So what’s the latest on the TikTok takeover situation?
I’m glad you asked – this week, as negotiations continue over the sale of TikTok to an Oracle/Walmart lead consortium, which it’s worth noting has not been officially agreed to as yet. While those discussions continue, TikTok continued to combat the US Government’s Executive Order, which could still see the app banned entirely in the US if a deal isn’t reached by November 12th.
- The White House issued an EO on August 6th which would see TikTok banned in the US within 45 days if it did not separate itself from its Chinese roots
- On September 19th, a day before the ban would take effect, TikTok announced significant progress in a takeover deal. The US Department of Commerce then granted TikTok an extension, giving it till September 27th to finalize the details of the takeover, or it would face removal from the US app store.
- On September 27th, just hours before TikTok’s app store ban was set to take effect, the company won an appeal against the White House EO, avoid a ban.
- The court has now set a November 4th hearing date for a follow-up on the TikTok ban in the US app store – while TikTok has till November 12th to finalize details of its full sell-off to a US-based company, or it’ll face a complete ban in the US.
So, TikTok could still be removed from the US app store within weeks, and could still face a full ban in the US. Which is what the platform is now arguing against.
TikTok’s counter to the White House EO is that, essentially, it’s based on incorrect information and assumptions, and that none of the actual claims listed are true.
In a supplemental declaration, TikTok’s chief security officer Roland Cloutier says that:
- TikTok’s infrastructure is ‘entirely separate from the software stack comprising the Douyin application’, so TikTok and it’s Chinese variation are not linked.

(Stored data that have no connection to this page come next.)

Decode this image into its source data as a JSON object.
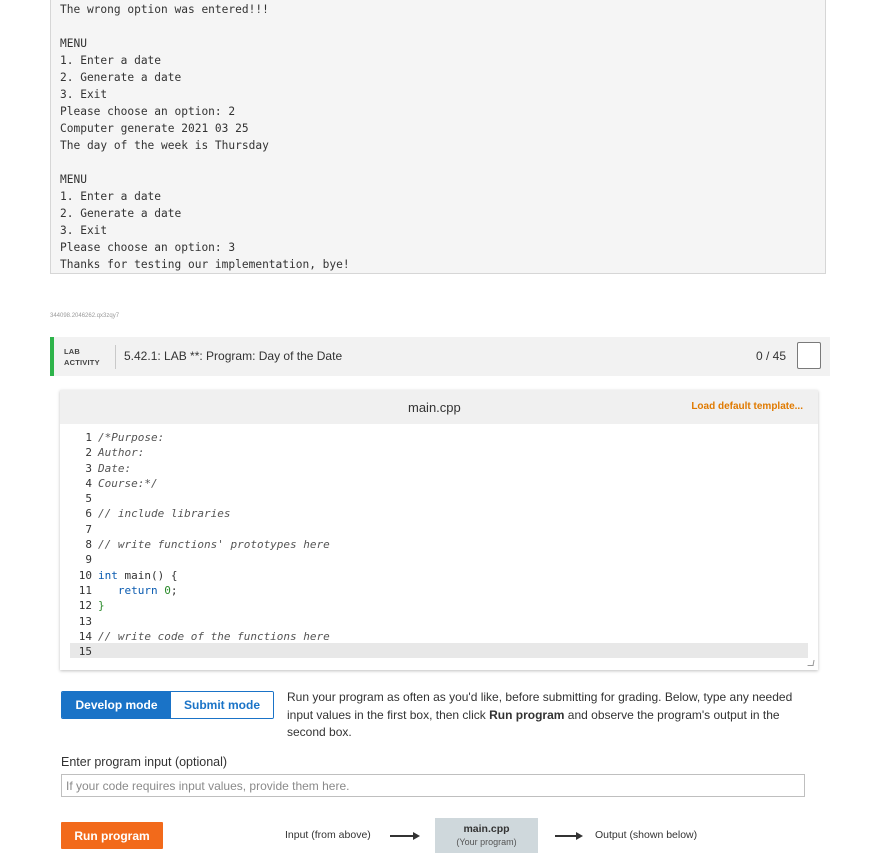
{
  "console": {
    "lines": [
      "The wrong option was entered!!!",
      "",
      "MENU",
      "1. Enter a date",
      "2. Generate a date",
      "3. Exit",
      "Please choose an option: 2",
      "Computer generate 2021 03 25",
      "The day of the week is Thursday",
      "",
      "MENU",
      "1. Enter a date",
      "2. Generate a date",
      "3. Exit",
      "Please choose an option: 3",
      "Thanks for testing our implementation, bye!"
    ]
  },
  "lab": {
    "id_text": "344098.2046262.qx3zqy7",
    "tag_line1": "LAB",
    "tag_line2": "ACTIVITY",
    "title": "5.42.1: LAB **: Program: Day of the Date",
    "score": "0 / 45"
  },
  "editor": {
    "file_name": "main.cpp",
    "load_template": "Load default template...",
    "line_numbers": [
      "1",
      "2",
      "3",
      "4",
      "5",
      "6",
      "7",
      "8",
      "9",
      "10",
      "11",
      "12",
      "13",
      "14",
      "15"
    ],
    "code": {
      "l1": "/*Purpose:",
      "l2": "Author:",
      "l3": "Date:",
      "l4": "Course:*/",
      "l6": "// include libraries",
      "l8": "// write functions' prototypes here",
      "l10_kw": "int",
      "l10_rest": " main() {",
      "l11_kw": "return",
      "l11_num": "0",
      "l11_end": ";",
      "l12": "}",
      "l14": "// write code of the functions here"
    }
  },
  "modes": {
    "develop": "Develop mode",
    "submit": "Submit mode"
  },
  "instructions": {
    "part1": "Run your program as often as you'd like, before submitting for grading. Below, type any needed input values in the first box, then click ",
    "bold1": "Run program",
    "part2": " and observe the program's output in the second box."
  },
  "input": {
    "label": "Enter program input (optional)",
    "placeholder": "If your code requires input values, provide them here."
  },
  "run": {
    "label": "Run program"
  },
  "flow": {
    "input_label": "Input (from above)",
    "box_title": "main.cpp",
    "box_sub": "(Your program)",
    "output_label": "Output (shown below)"
  },
  "colors": {
    "accent_green": "#2db34a",
    "develop_blue": "#1a73c7",
    "run_orange": "#f26a1b",
    "load_orange": "#e07a00"
  }
}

- TikTok does not lease servers from China Unicom, a potential vulnerability identified by the US, and US user data is encrypted, so it couldn’t be accessed via this method anyway
- A report which claimed that TikTok’s source code shows that it could be sharing data with China is based on outdated code references, which are no longer used in the application
- Importantly, Cloutier also notes that TikTok “would not comply with a request for US user data from the Chinese Government. “To date, there has never been a request from the Chinese Government for tikTok user data”.

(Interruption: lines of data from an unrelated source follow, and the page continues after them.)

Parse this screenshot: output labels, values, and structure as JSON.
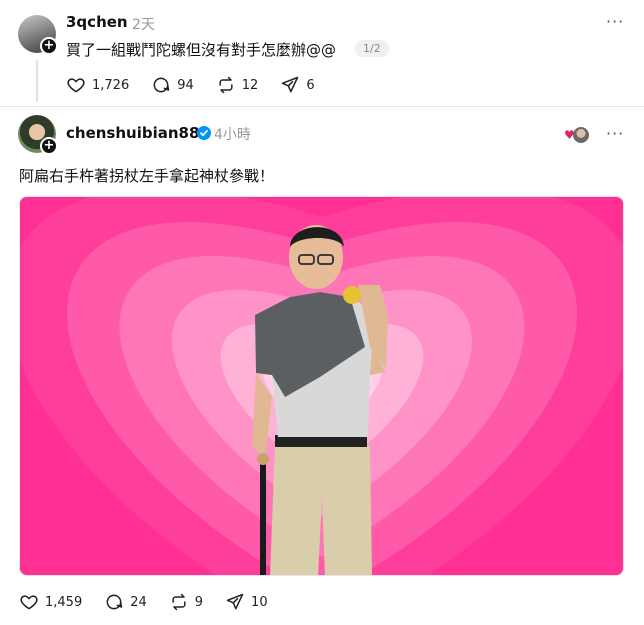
{
  "posts": [
    {
      "username": "3qchen",
      "time": "2天",
      "text": "買了一組戰鬥陀螺但沒有對手怎麼辦@@",
      "pager": "1/2",
      "stats": {
        "likes": "1,726",
        "comments": "94",
        "reposts": "12",
        "shares": "6"
      }
    },
    {
      "username": "chenshuibian88",
      "time": "4小時",
      "text": "阿扁右手杵著拐杖左手拿起神杖參戰！",
      "stats": {
        "likes": "1,459",
        "comments": "24",
        "reposts": "9",
        "shares": "10"
      }
    }
  ],
  "icons": {
    "more": "more-icon",
    "like": "heart-icon",
    "comment": "comment-icon",
    "repost": "repost-icon",
    "share": "share-icon",
    "verified": "verified-badge-icon",
    "follow": "plus-icon"
  },
  "colors": {
    "accent_verified": "#0095f6",
    "background_pink": "#ff2f93",
    "muted_text": "#999999",
    "liked_heart": "#e0245e"
  }
}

Cloutier’s statements reinforce what many have previously noted, that the White House EO is based on assumptions and media reports, but not on hard evidence. Even if TikTok does share data with the CCP, there’s no actual evidence of such, and if it does use its platform to reinforce communist propaganda, there’s no definitive proof that this is occurring.
There are various reports of concerns with TikTok’s moderation guidelines, rumors of anti-China censorship, concerns around how its algorithm operates. But in a legal sense, there’s nothing binding – there’s no evidence, at least nothing available to the public, which would add weight to the claims made in the White House EO.
Which is why TikTok hasn’t been removed from US app stores yet, and why it may never be removed, even if the Trump Administration wins re-election, and seeks to push harder on getting the app into US hands.
Which could still happen, but more and more reports around the proposed Oracle/Walmart deal suggest that TikTok’s Chinese parent company ByteDance will retain control of the app, which the US Government has said will not be good enough.
But if ByteDance also knows that it will win any legal appeal, maybe it won’t be pushing as hard to sell – maybe, by appealing the case, and seeking a longer stay of execution, the company is hoping to hold on till after the US election, when the situation could look significantly different for the app.
And increasingly, it’s looking like the TikTok EO was more of a move to punish China, which US President Donald Trump has straight-up acknowledged.
In July, President Trump noted that he wanted to remove TikTok in the US as part of retaliatory measures for the spread of COVID-19.
“It’s a big business. Look, what happened with China with this virus, what they’ve done to this country and to the entire world is disgraceful.”
At that time, India had announced its ban of TikTok, and all Chinese apps, due to ongoing conflicts with the Chinese military, while just weeks before this statement, TikTok users had reportedly ruined a Trump rally in Oklahoma by massively inflating ticket demand, which left Trump’s team embarrassed at the small turnout.
It’s possible that these elements may have also played into Trump’s push to ban the app, but as we’re now seeing, that drive may well lack the evidence to actually get through, and TikTok, after everything, may remain entirely unchanged.
So what’s the end result? We’ll have to wait and see if TikTok does get sold off, but even if it doesn’t, the impact could be zero. Despite all the media coverage, the court cases, despite all the focus on the app over the past few months, TikTok could still be in US app stores in late December, owned by China’s ByteDance, growing its user base.
It seems surprising, given all the negotiations and executive changes and speculation. But TikTok, as it has said, may well be here to stay, as it always was.